In following code snippets you can see what’s necessary to add to your main.c for the second task.

Declaration:

static void ButtonThread( void* arg );
int ButtonCounterSend;
QueueHandle_t ButtonCounterQueue = NULL;

Button thread:

static void ButtonThread( void* arg )
{
  /* Define the init structure for the input switch pin */
  gpio_pin_config_t sw_config = { kGPIO_DigitalInput, 0, kGPIO_IntRisingOrFallingEdge };


  /* Init input switch GPIO. */
  GPIO_PinInit( BOARD_USER_BUTTON_GPIO, BOARD_USER_BUTTON_GPIO_PIN, &sw_config );

  ButtonCounterQueue = xQueueCreate(10, 4);
  if (ButtonCounterQueue != NULL)
  {
    vQueueAddToRegistry(ButtonCounterQueue, "Queue");
  }

  while(1)
  {
    vTaskDelay(10);

    if ( !GPIO_PinRead( BOARD_USER_BUTTON_GPIO, BOARD_USER_BUTTON_GPIO_PIN ) )
    {
      ButtonCounterSend++;
    }
    else
    {
      ButtonCounterSend = 0;
    }
    xQueueSend(ButtonCounterQueue, &ButtonCounterSend, 0);
  }
}

After the embedded wizard task is added, we have to add our new button thread:

EwPrint( "Create button thread...                          " );
xTaskCreate( ButtonThread, "Button_Task", 200, NULL, 0, NULL );
EwPrint( "[OK]\n" );

 

Hereby please take into account that the thread stack size is an extremely important parameter for the second thread. In most cases when your thread will not start, the stack size isn’t great enough. To configure this please also use the FreeRTOS reference here. Just to avoid doubts in modifying the main.c, you can download the new version of this file here.

 

Further on we have to configure our ‘Application/Source/DeviceIntegration.c’ in that way, that the button won’t be initialized and no interrupt call back function will be called. Therefore, please remove all button related code parts. To avoid a mess in the answer here, you can the new DeviceIntegration.c file download here as well.

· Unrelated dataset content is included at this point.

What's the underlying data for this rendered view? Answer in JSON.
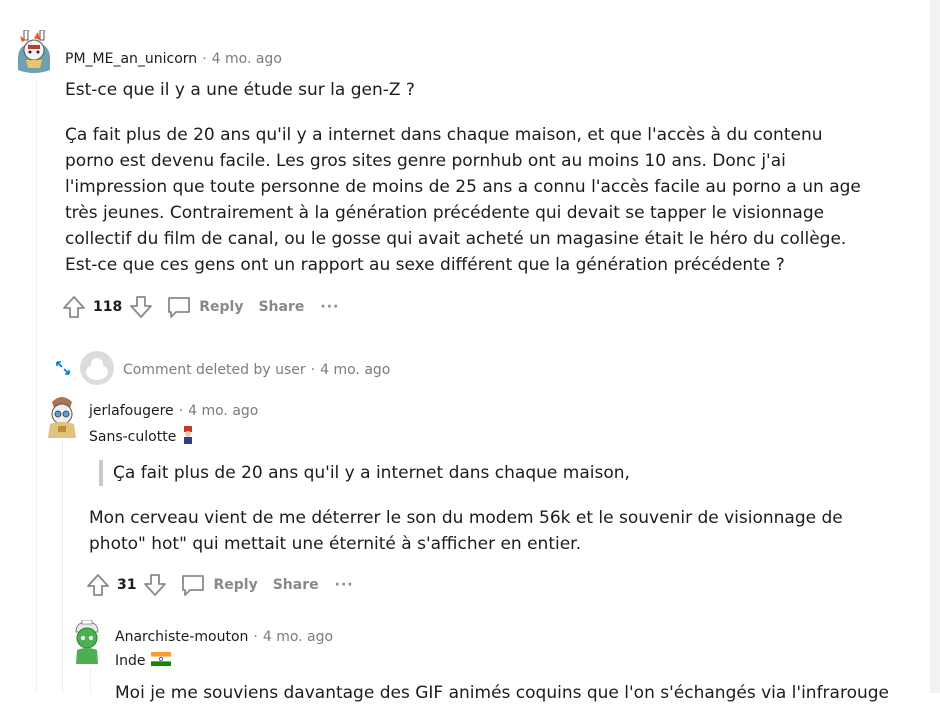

As you can see in this file at line 227, there is a locally declared variable ‘ButtonCounterReceive’ which is used to receive the queue values one after other.

int ButtonCounterReceive = 0;
if(uxQueueMessagesWaiting(ButtonCounterQueue) != 0)
{
  if (xQueueReceive(ButtonCounterQueue, &ButtonCounterReceive, portMAX_DELAY) != pdTRUE)
  {
    EwPrint("Failed to receive queue.\n");
  }
}

Every time when the received button counter value is greater than 0, we would like to update the hard button counter which represent the progress bar in the user interface.

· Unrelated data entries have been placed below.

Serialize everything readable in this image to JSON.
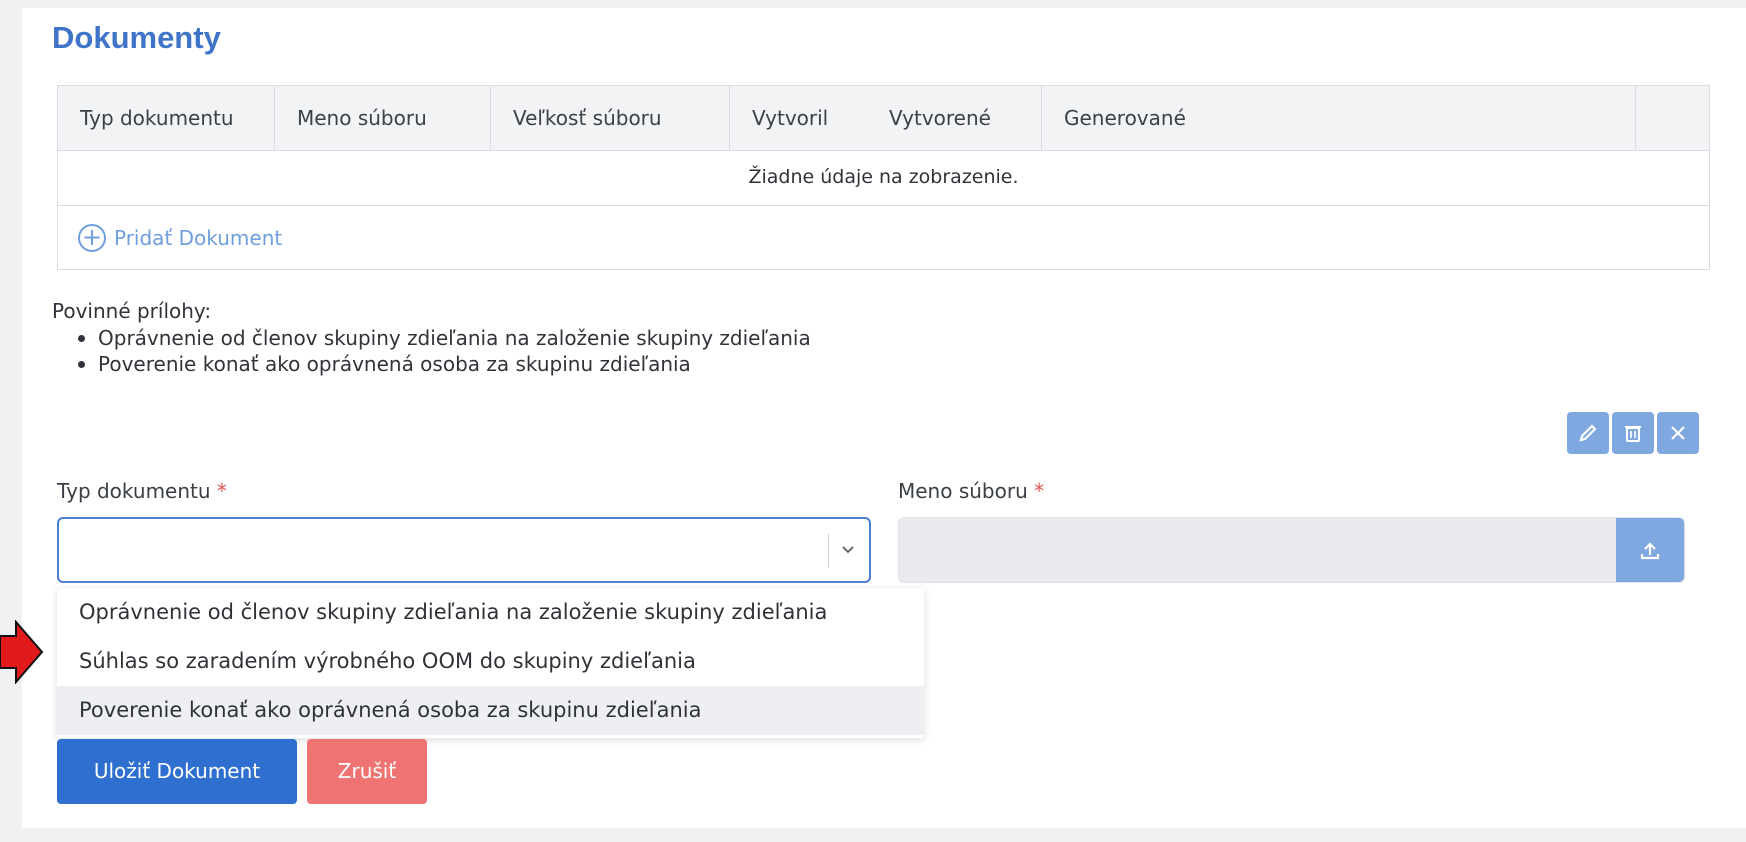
{
  "section": {
    "title": "Dokumenty"
  },
  "grid": {
    "columns": [
      "Typ dokumentu",
      "Meno súboru",
      "Veľkosť súboru",
      "Vytvoril",
      "Vytvorené",
      "Generované"
    ],
    "empty_text": "Žiadne údaje na zobrazenie.",
    "add_label": "Pridať Dokument"
  },
  "required": {
    "title": "Povinné prílohy:",
    "items": [
      "Oprávnenie od členov skupiny zdieľania na založenie skupiny zdieľania",
      "Poverenie konať ako oprávnená osoba za skupinu zdieľania"
    ]
  },
  "form": {
    "type_label": "Typ dokumentu",
    "file_label": "Meno súboru",
    "required_mark": "*",
    "type_value": "",
    "file_value": ""
  },
  "dropdown": {
    "options": [
      "Oprávnenie od členov skupiny zdieľania na založenie skupiny zdieľania",
      "Súhlas so zaradením výrobného OOM do skupiny zdieľania",
      "Poverenie konať ako oprávnená osoba za skupinu zdieľania"
    ],
    "hovered_index": 2
  },
  "buttons": {
    "save": "Uložiť Dokument",
    "cancel": "Zrušiť"
  },
  "icons": [
    "pencil-icon",
    "trash-icon",
    "close-icon",
    "chevron-down-icon",
    "upload-icon",
    "plus-circle-icon",
    "red-arrow-pointer"
  ],
  "colors": {
    "accent": "#3f74c8",
    "primary_button": "#2f6fcf",
    "cancel_button": "#f07373",
    "action_button": "#7fa7e0",
    "required_mark": "#e25555"
  }
}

if(ButtonCounterReceive > 0)
{
  ApplicationDeviceClass__UpdateHardButtonCounter( DeviceObject, (XInt32)ButtonCounterReceive );
  needUpdate = 1;
}

 

Now Embedded Wizard gets the button counter data from another task in a thread safe approach. Clearly in our example the queue only stores one 32 bit integer value, which honestly doesn’t need to be queued cause it can be written in one cycle. But a queue also can be used for bigger data packages like an integer array or character array.

 

I hope this helps to understand how the inter-task communication with embedded wizard can look like. Please take into account that this answer was made based on an Embedded Wizard 11.0 Build Environment.